Nakajima had already finished the core part of the program. All he had to do now was add a few subroutines and it would be finished. Until today, Nakajima had had reservations about completing his project. If his theory was correct, the program would definitely call a demon into the world. Up until today, Nakajima couldn't think of any particular reason to summon a demon. He hadn’t even known what he’d make it do, but the events of the day had given him a clear, simple goal.

"I feel a little sorry for you, but you're going to be the subject of a little experiment."

Nakajima started creating his final subroutines. "Use data addresses 3780-3990 for 'Toad's Legs.' Put this in the buffer, and before displaying the result, chant the spell. Yod, Dur, Dawr, Set. Wonder what this spell means?"

Picking up the modem receiver, Nakajima dialed Arkham in Massachusetts to connect with ISG's host computer. As the connection picked up, his computer's display filled with the image of the demon Lucifer. He called up the ISG AI Craft, and explaining the situation, he asked about the spell. Nakajima's English was not particularly good, so several times the only thing that appeared on-screen was question marks.

UNDERSTOOD.

Finally, Craft appeared to have gotten it; Nakajima asked the AI what the spell meant.

HIGHLY LIKELY TO BE A COUNTER.

Craft's response indicated that the spell was probably just a time counter.

> THANK YOU, CRAFT.

Nakajima cut the connection to ISG and set himself to the task of writing the subroutine once again. Two hours later, there was a knock on his door.

"Come on in." A hint of irritation in his voice, Nakajima responded to the knock without taking his eyes off the program list on-screen.

"Did you eat dinner?"

"...."

Nakajima didn't respond and continued typing on the keyboard.

"Oh, what happened to your lip?" Nakajima's mother bent down from behind him to take a good look at his face.
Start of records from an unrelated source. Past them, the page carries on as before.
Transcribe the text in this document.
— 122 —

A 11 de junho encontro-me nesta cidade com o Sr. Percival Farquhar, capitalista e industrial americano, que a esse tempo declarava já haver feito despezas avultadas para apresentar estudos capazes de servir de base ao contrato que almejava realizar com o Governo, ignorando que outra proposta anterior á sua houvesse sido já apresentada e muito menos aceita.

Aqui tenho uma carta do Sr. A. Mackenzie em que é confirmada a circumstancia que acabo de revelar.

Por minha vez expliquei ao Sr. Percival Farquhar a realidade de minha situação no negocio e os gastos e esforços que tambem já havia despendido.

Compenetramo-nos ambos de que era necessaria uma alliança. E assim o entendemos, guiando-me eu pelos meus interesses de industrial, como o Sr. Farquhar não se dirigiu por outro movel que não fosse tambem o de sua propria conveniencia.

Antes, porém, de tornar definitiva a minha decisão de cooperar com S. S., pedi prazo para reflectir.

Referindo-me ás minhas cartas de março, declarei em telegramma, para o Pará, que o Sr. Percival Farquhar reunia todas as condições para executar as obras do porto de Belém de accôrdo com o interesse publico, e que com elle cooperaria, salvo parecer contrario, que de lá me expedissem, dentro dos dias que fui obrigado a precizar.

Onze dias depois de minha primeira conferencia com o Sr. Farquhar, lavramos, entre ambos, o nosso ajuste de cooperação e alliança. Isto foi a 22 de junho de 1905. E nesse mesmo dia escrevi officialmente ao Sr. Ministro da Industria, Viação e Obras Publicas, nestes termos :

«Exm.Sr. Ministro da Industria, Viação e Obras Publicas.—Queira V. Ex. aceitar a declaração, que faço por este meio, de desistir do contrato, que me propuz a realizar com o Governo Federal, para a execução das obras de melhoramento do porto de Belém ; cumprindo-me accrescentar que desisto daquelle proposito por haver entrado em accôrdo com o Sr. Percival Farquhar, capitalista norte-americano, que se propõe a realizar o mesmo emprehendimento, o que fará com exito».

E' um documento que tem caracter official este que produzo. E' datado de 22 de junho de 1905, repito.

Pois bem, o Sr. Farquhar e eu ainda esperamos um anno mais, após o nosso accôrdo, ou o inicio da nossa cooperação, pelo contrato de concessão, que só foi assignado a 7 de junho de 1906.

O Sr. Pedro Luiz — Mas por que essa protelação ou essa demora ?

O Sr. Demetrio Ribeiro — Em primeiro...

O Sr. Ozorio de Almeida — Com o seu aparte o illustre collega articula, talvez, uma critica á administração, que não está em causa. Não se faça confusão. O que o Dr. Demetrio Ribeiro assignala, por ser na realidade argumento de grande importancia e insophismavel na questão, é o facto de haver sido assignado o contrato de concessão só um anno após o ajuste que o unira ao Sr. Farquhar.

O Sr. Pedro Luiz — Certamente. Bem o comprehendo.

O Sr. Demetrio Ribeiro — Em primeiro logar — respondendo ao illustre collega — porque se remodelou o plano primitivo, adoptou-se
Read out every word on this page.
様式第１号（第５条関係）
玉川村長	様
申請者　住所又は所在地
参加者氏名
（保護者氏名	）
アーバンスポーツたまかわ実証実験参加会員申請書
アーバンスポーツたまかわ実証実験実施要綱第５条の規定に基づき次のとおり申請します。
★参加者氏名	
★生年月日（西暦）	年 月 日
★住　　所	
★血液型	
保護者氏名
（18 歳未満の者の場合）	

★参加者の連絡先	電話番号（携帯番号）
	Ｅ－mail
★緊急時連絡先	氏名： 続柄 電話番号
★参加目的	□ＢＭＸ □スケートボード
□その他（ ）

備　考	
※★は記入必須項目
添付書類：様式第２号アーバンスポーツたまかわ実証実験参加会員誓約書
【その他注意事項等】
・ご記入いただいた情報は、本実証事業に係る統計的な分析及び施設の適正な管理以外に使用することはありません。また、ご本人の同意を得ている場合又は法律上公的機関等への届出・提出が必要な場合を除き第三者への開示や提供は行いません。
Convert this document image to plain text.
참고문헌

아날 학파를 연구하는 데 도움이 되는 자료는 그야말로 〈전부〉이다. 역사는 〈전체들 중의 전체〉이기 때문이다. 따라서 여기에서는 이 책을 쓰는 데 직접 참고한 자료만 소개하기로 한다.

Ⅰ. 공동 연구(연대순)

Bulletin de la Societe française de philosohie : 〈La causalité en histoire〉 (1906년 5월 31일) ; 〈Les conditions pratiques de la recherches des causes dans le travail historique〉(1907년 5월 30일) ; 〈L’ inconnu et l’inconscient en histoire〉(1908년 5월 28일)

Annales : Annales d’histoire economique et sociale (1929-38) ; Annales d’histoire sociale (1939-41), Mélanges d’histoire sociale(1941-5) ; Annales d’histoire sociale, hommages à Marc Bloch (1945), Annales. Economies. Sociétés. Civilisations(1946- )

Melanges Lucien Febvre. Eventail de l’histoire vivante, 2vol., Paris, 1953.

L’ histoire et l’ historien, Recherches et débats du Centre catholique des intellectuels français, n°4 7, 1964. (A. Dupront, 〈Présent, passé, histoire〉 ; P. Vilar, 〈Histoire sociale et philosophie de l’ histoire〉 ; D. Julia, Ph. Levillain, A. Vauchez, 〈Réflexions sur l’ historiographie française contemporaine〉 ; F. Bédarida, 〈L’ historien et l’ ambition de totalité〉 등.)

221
"I ran into the goalpost playing soccer."

Nakajima stopped typing and looked back at his mother. Nakajima bore a strong resemblance to his mother, a beautiful woman with a slender face. When they were together, they were frequently mistaken for siblings. When it came to her son's education, she was very conservative; she wanted him to get into Keio University's medical school. Of course, there were too many blemishes on his academic record for that to ever happen.

"Shouldn't you put some medicine on it?"

"It's OK, mom. It's not serious."

Irritated at his programming being interrupted, Nakajima absentmindedly tapped keys at random on the keyboard.

BEEP.

The computer made a harsh tone, and an error message appeared on-screen. As if realizing that her son wasn't going to pay her any mind, Nakajima's mother left the room.

3AM.

"All right, it's done!"

Nakajima slapped his thighs with his hands and stood up from his chair.

> RUN

The disk drive started whining, and bizarre letters blinked on and off the screen. But in less than five minutes, the screen displayed an error message and stopped.

> OUT OF MEMORY

If there wasn't enough memory for the program, it was either because the program itself was too long, or because it dealt with more variables than the machine could handle.

"No big deal. One little computer isn't enough to run a program like this anyway. If I use the school's host computer, it should have more than enough memory."

Nakajima's eyes glittered with anticipation.